EGLN1

Overview

EGLN1 (Egl-9 family hypoxia inducible factor 1), also known as PHD2 (prolyl hydroxylase domain protein 2), is the primary oxygen sensor that targets HIF-alpha subunits for VHL-mediated proteasomal degradation. Germline loss-of-function mutations in EGLN1 stabilize HIF and cause pseudohypoxia — a hallmark of a distinct pheochromocytoma/paraganglioma (PCC/PGL) molecular subtype. EGLN1 is one of eight known germline susceptibility genes in PCC/PGL.

Alterations observed in the corpus

  • Rare germline mutations identified in PCC/PGL (≤2% of patients) in the TCGA PCPG multi-platform study (n=173); grouped in the hypoxia signaling pathway axis alongside VHL, ARNT, and EPAS1 — these four are mutually exclusive PMID:28162975.
  • EGLN1 germline mutations are completely specific to the pseudohypoxia mRNA subtype in PCC/PGL PMID:28162975.

Cancer types (linked)

  • PHC / PGNG — rare germline EGLN1 mutations define a subset of pseudohypoxia-subtype PCC/PGL; mutually exclusive with VHL, ARNT, and EPAS1 alterations PMID:28162975.

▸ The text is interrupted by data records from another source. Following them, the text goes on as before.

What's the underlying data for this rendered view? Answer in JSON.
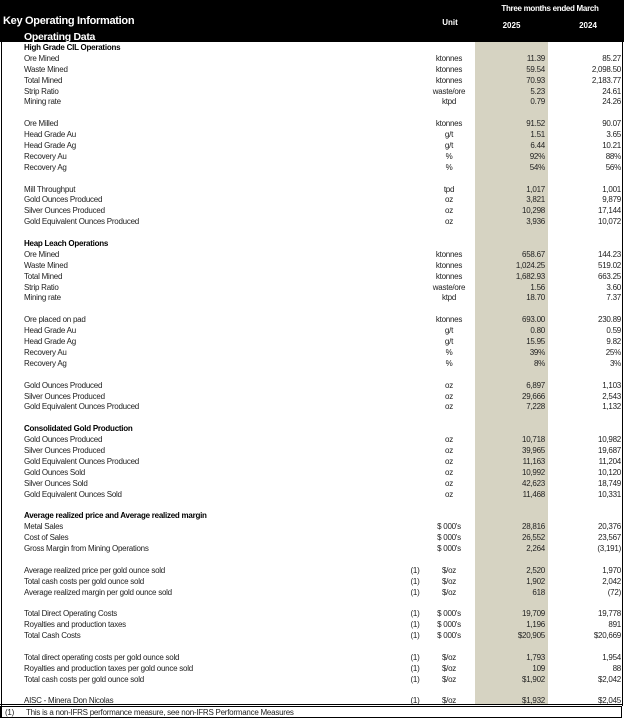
{
  "header": {
    "title": "Key Operating Information",
    "subtitle": "Operating Data",
    "period": "Three months ended March",
    "unit_label": "Unit",
    "year_current": "2025",
    "year_prior": "2024"
  },
  "colors": {
    "header_bg": "#000000",
    "current_column_bg": "#d6d3c2"
  },
  "rows": [
    {
      "type": "section",
      "label": "High Grade CIL Operations"
    },
    {
      "label": "Ore Mined",
      "unit": "ktonnes",
      "v2025": "11.39",
      "v2024": "85.27"
    },
    {
      "label": "Waste Mined",
      "unit": "ktonnes",
      "v2025": "59.54",
      "v2024": "2,098.50"
    },
    {
      "label": "Total Mined",
      "unit": "ktonnes",
      "v2025": "70.93",
      "v2024": "2,183.77"
    },
    {
      "label": "Strip Ratio",
      "unit": "waste/ore",
      "v2025": "5.23",
      "v2024": "24.61"
    },
    {
      "label": "Mining rate",
      "unit": "ktpd",
      "v2025": "0.79",
      "v2024": "24.26"
    },
    {
      "type": "blank"
    },
    {
      "label": "Ore Milled",
      "unit": "ktonnes",
      "v2025": "91.52",
      "v2024": "90.07"
    },
    {
      "label": "Head Grade Au",
      "unit": "g/t",
      "v2025": "1.51",
      "v2024": "3.65"
    },
    {
      "label": "Head Grade Ag",
      "unit": "g/t",
      "v2025": "6.44",
      "v2024": "10.21"
    },
    {
      "label": "Recovery Au",
      "unit": "%",
      "v2025": "92%",
      "v2024": "88%"
    },
    {
      "label": "Recovery Ag",
      "unit": "%",
      "v2025": "54%",
      "v2024": "56%"
    },
    {
      "type": "blank"
    },
    {
      "label": "Mill Throughput",
      "unit": "tpd",
      "v2025": "1,017",
      "v2024": "1,001"
    },
    {
      "label": "Gold Ounces Produced",
      "unit": "oz",
      "v2025": "3,821",
      "v2024": "9,879"
    },
    {
      "label": "Silver Ounces Produced",
      "unit": "oz",
      "v2025": "10,298",
      "v2024": "17,144"
    },
    {
      "label": "Gold Equivalent Ounces Produced",
      "unit": "oz",
      "v2025": "3,936",
      "v2024": "10,072"
    },
    {
      "type": "blank"
    },
    {
      "type": "section",
      "label": "Heap Leach Operations"
    },
    {
      "label": "Ore Mined",
      "unit": "ktonnes",
      "v2025": "658.67",
      "v2024": "144.23"
    },
    {
      "label": "Waste Mined",
      "unit": "ktonnes",
      "v2025": "1,024.25",
      "v2024": "519.02"
    },
    {
      "label": "Total Mined",
      "unit": "ktonnes",
      "v2025": "1,682.93",
      "v2024": "663.25"
    },
    {
      "label": "Strip Ratio",
      "unit": "waste/ore",
      "v2025": "1.56",
      "v2024": "3.60"
    },
    {
      "label": "Mining rate",
      "unit": "ktpd",
      "v2025": "18.70",
      "v2024": "7.37"
    },
    {
      "type": "blank"
    },
    {
      "label": "Ore placed on pad",
      "unit": "ktonnes",
      "v2025": "693.00",
      "v2024": "230.89"
    },
    {
      "label": "Head Grade Au",
      "unit": "g/t",
      "v2025": "0.80",
      "v2024": "0.59"
    },
    {
      "label": "Head Grade Ag",
      "unit": "g/t",
      "v2025": "15.95",
      "v2024": "9.82"
    },
    {
      "label": "Recovery Au",
      "unit": "%",
      "v2025": "39%",
      "v2024": "25%"
    },
    {
      "label": "Recovery Ag",
      "unit": "%",
      "v2025": "8%",
      "v2024": "3%"
    },
    {
      "type": "blank"
    },
    {
      "label": "Gold Ounces Produced",
      "unit": "oz",
      "v2025": "6,897",
      "v2024": "1,103"
    },
    {
      "label": "Silver Ounces Produced",
      "unit": "oz",
      "v2025": "29,666",
      "v2024": "2,543"
    },
    {
      "label": "Gold Equivalent Ounces Produced",
      "unit": "oz",
      "v2025": "7,228",
      "v2024": "1,132"
    },
    {
      "type": "blank"
    },
    {
      "type": "section",
      "label": "Consolidated Gold Production"
    },
    {
      "label": "Gold Ounces Produced",
      "unit": "oz",
      "v2025": "10,718",
      "v2024": "10,982"
    },
    {
      "label": "Silver Ounces Produced",
      "unit": "oz",
      "v2025": "39,965",
      "v2024": "19,687"
    },
    {
      "label": "Gold Equivalent Ounces Produced",
      "unit": "oz",
      "v2025": "11,163",
      "v2024": "11,204"
    },
    {
      "label": "Gold Ounces Sold",
      "unit": "oz",
      "v2025": "10,992",
      "v2024": "10,120"
    },
    {
      "label": "Silver Ounces Sold",
      "unit": "oz",
      "v2025": "42,623",
      "v2024": "18,749"
    },
    {
      "label": "Gold Equivalent Ounces Sold",
      "unit": "oz",
      "v2025": "11,468",
      "v2024": "10,331"
    },
    {
      "type": "blank"
    },
    {
      "type": "section",
      "label": "Average realized price and Average realized margin"
    },
    {
      "label": "Metal Sales",
      "unit": "$ 000's",
      "v2025": "28,816",
      "v2024": "20,376"
    },
    {
      "label": "Cost of Sales",
      "unit": "$ 000's",
      "v2025": "26,552",
      "v2024": "23,567"
    },
    {
      "label": "Gross Margin from Mining Operations",
      "unit": "$ 000's",
      "v2025": "2,264",
      "v2024": "(3,191)"
    },
    {
      "type": "blank"
    },
    {
      "label": "Average realized price per gold ounce sold",
      "note": "(1)",
      "unit": "$/oz",
      "v2025": "2,520",
      "v2024": "1,970"
    },
    {
      "label": "Total cash costs per gold ounce sold",
      "note": "(1)",
      "unit": "$/oz",
      "v2025": "1,902",
      "v2024": "2,042"
    },
    {
      "label": "Average realized margin per gold ounce sold",
      "note": "(1)",
      "unit": "$/oz",
      "v2025": "618",
      "v2024": "(72)"
    },
    {
      "type": "blank"
    },
    {
      "label": "Total Direct Operating Costs",
      "note": "(1)",
      "unit": "$ 000's",
      "v2025": "19,709",
      "v2024": "19,778"
    },
    {
      "label": "Royalties and production taxes",
      "note": "(1)",
      "unit": "$ 000's",
      "v2025": "1,196",
      "v2024": "891"
    },
    {
      "label": "Total Cash Costs",
      "note": "(1)",
      "unit": "$ 000's",
      "v2025": "$20,905",
      "v2024": "$20,669"
    },
    {
      "type": "blank"
    },
    {
      "label": "Total direct operating costs per gold ounce sold",
      "note": "(1)",
      "unit": "$/oz",
      "v2025": "1,793",
      "v2024": "1,954"
    },
    {
      "label": "Royalties and production taxes per gold ounce sold",
      "note": "(1)",
      "unit": "$/oz",
      "v2025": "109",
      "v2024": "88"
    },
    {
      "label": "Total cash costs per gold ounce sold",
      "note": "(1)",
      "unit": "$/oz",
      "v2025": "$1,902",
      "v2024": "$2,042"
    },
    {
      "type": "blank"
    },
    {
      "label": "AISC - Minera Don Nicolas",
      "note": "(1)",
      "unit": "$/oz",
      "v2025": "$1,932",
      "v2024": "$2,045"
    }
  ],
  "footnote": {
    "marker": "(1)",
    "text": "This is a non-IFRS performance measure, see non-IFRS Performance Measures"
  }
}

Co-occurrence and mutual exclusivity

Therapeutic relevance

  • No EGLN1-directed therapeutic agents described in the corpus. The authors note FDA-approved targeted therapies exist for tumors carrying EGLN1 pathway alterations (VHL, EPAS1) PMID:28162975.

Open questions

  • The specific prevalence and spectrum of EGLN1 germline mutations in PCC/PGL are not detailed in the TCGA PCPG report; cited as one of eight known susceptibility genes at ≤2% frequency PMID:28162975.